The government should consider a Green Paper before Article 50. 

I am very pleased that the government has listened to the weight of opinion across the House of Commons – and the country – by agreeing to put its plan for Brexit before Parliament and the country for scrutiny before Article 50 is triggered. Such responsiveness will stand the government in good stead. A confrontation with Parliament, especially given the paeans to parliamentary sovereignty we heard from Leave campaigners during the referendum, would have done neither the Brexit process nor British democracy any good.

I support the government’s amendment to Labour’s motion, which commits the House to respecting the will of the British people expressed in the referendum campaign. I accept that result, and now I and other Conservatives who campaigned to Remain are focused on getting the best deal for Britain; a deal which respects the result of the referendum, while keeping Britain close to Europe and within the single market.

The government needs to bring a substantive plan before Parliament, which allows for a proper public and parliamentary debate. For this to happen, the plan provided must be detailed enough for MPs to have a view on its contents, and it must arrive in the House far enough in advance of Article 50 for us to have a proper debate. As five pro-European groups said yesterday, a Green Paper two months before Article 50 is invoked would be a sensible way of doing it. Or, in the words of David Davis just a few days before he was appointed to the Cabinet, a “pre-negotiation white paper” could be used to similar effect.

Clearly there are divisions, both between parties and between Leavers and Remainers, on what the Brexit deal should look like. But I, like other members of the Open Britain campaign and other pro-European Conservatives, have a number of priorities which I believe the government must prioritise in its negotiations.

On the economy, it is vital that the government strives to keep our country fully participating in the single market. Millions of jobs depend on the unfettered trade, free of both tariff and non-tariff barriers, we enjoy with the world’s biggest market. This is absolutely compatible with the result, as senior Leave campaigners such as Daniel Hannan assured voters before the referendum that Brexit would not threaten Britain’s place in the single market. The government must also undertake serious analysis on the consequences of leaving the customs union, and the worrying possibility that the UK could fall out of our participation in the EU’s Free Trade Agreements (FTAs) with non-EU countries like South Korea.

If agreeing a new trading relationship with Europe in just two years appears unachievable, the government must look closely into the possibility of agreeing a transitional arrangement first. Michel Barnier, the European Commission’s chief negotiator, has said this would be possible and the Prime Minister was positive about this idea at the recent CBI Conference. A suitable transitional arrangement would prevent the biggest threat to British business – that of a "cliff edge" that would slap costly tariffs and customs checks on British exports the day after we leave.

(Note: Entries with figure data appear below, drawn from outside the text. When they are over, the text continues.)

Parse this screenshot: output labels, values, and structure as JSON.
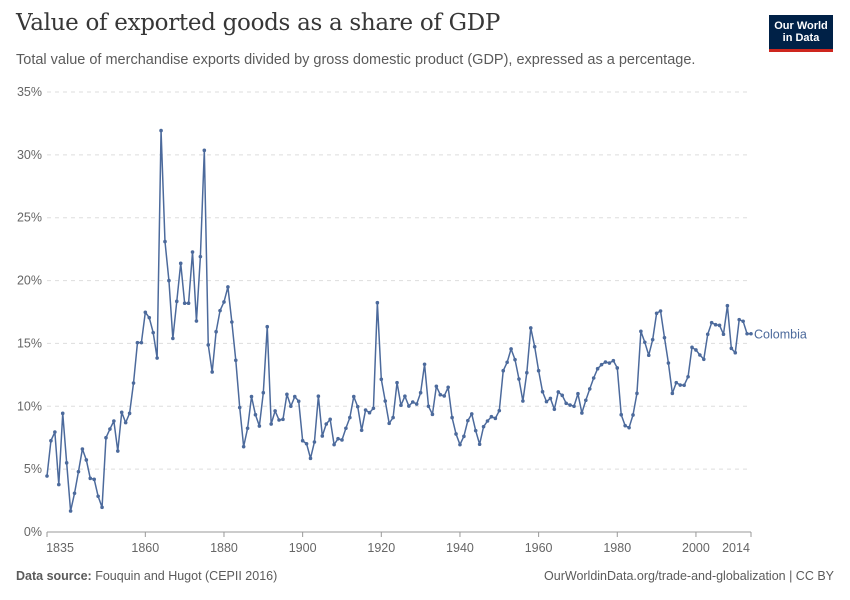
{
  "header": {
    "title": "Value of exported goods as a share of GDP",
    "subtitle": "Total value of merchandise exports divided by gross domestic product (GDP), expressed as a percentage.",
    "logo": "Our World in Data",
    "logo_line1": "Our World",
    "logo_line2": "in Data"
  },
  "footer": {
    "source_label": "Data source:",
    "source": "Fouquin and Hugot (CEPII 2016)",
    "url": "OurWorldinData.org/trade-and-globalization | CC BY"
  },
  "chart_data": {
    "type": "line",
    "title": "Value of exported goods as a share of GDP",
    "xlabel": "",
    "ylabel": "",
    "xlim": [
      1835,
      2014
    ],
    "ylim": [
      0,
      35
    ],
    "x_ticks": [
      "1835",
      "1860",
      "1880",
      "1900",
      "1920",
      "1940",
      "1960",
      "1980",
      "2000",
      "2014"
    ],
    "y_ticks": [
      "0%",
      "5%",
      "10%",
      "15%",
      "20%",
      "25%",
      "30%",
      "35%"
    ],
    "grid": "horizontal dashed",
    "line_color": "#4C6A9C",
    "series": [
      {
        "name": "Colombia",
        "start_year": 1835,
        "values": [
          4.45,
          7.26,
          7.95,
          3.77,
          9.44,
          5.5,
          1.67,
          3.08,
          4.8,
          6.6,
          5.73,
          4.27,
          4.19,
          2.84,
          1.96,
          7.5,
          8.19,
          8.83,
          6.44,
          9.52,
          8.7,
          9.44,
          11.85,
          15.06,
          15.06,
          17.48,
          17.05,
          15.86,
          13.84,
          31.93,
          23.1,
          20.0,
          15.4,
          18.35,
          21.37,
          18.2,
          18.2,
          22.27,
          16.78,
          21.9,
          30.36,
          14.88,
          12.73,
          15.93,
          17.61,
          18.3,
          19.49,
          16.7,
          13.66,
          9.9,
          6.79,
          8.25,
          10.77,
          9.33,
          8.43,
          11.08,
          16.33,
          8.59,
          9.63,
          8.91,
          8.96,
          10.95,
          10.0,
          10.77,
          10.4,
          7.26,
          7.02,
          5.86,
          7.16,
          10.8,
          7.64,
          8.59,
          8.96,
          6.95,
          7.42,
          7.32,
          8.25,
          9.1,
          10.77,
          9.97,
          8.09,
          9.7,
          9.49,
          9.84,
          18.24,
          12.15,
          10.42,
          8.64,
          9.1,
          11.88,
          10.08,
          10.8,
          10.02,
          10.34,
          10.18,
          11.08,
          13.34,
          10.0,
          9.36,
          11.59,
          10.92,
          10.82,
          11.51,
          9.1,
          7.8,
          6.95,
          7.61,
          8.86,
          9.39,
          8.06,
          6.98,
          8.38,
          8.83,
          9.17,
          9.04,
          9.65,
          12.83,
          13.5,
          14.56,
          13.71,
          12.17,
          10.42,
          12.67,
          16.23,
          14.74,
          12.83,
          11.16,
          10.37,
          10.63,
          9.76,
          11.14,
          10.87,
          10.24,
          10.1,
          10.0,
          11.0,
          9.47,
          10.48,
          11.38,
          12.25,
          12.99,
          13.31,
          13.52,
          13.44,
          13.63,
          13.05,
          9.33,
          8.46,
          8.3,
          9.31,
          11.03,
          15.96,
          15.09,
          14.06,
          15.3,
          17.4,
          17.58,
          15.46,
          13.44,
          11.03,
          11.88,
          11.69,
          11.67,
          12.35,
          14.69,
          14.48,
          14.08,
          13.74,
          15.73,
          16.65,
          16.49,
          16.44,
          15.73,
          18.0,
          14.61,
          14.26,
          16.89,
          16.76,
          15.77,
          15.77
        ]
      }
    ]
  }
}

Our future close relationship with the EU of course goes beyond economics. We need unprecedentedly close co-operation between the UK and the EU on security and intelligence sharing; openness to talented people from Europe and the world; and continued cooperation on issues like the environment. This must all go hand-in-hand with delivering reforms to immigration that will make the system fairer, many of which can be seen in European countries as diverse as the Netherlands and Switzerland.

This is what I and others will be arguing for in the House of Commons, from now until the day Britain leaves the European Union. A Brexit deal that delivers the result of the referendum while keeping our country prosperous, secure, open and tolerant. I congratulate the government on their decision to involve the House in their plan for Brexit - and look forward to seeing the details. 

Neil Carmichael is the Conservative MP for Stroud and supporter of the Open Britain campaign.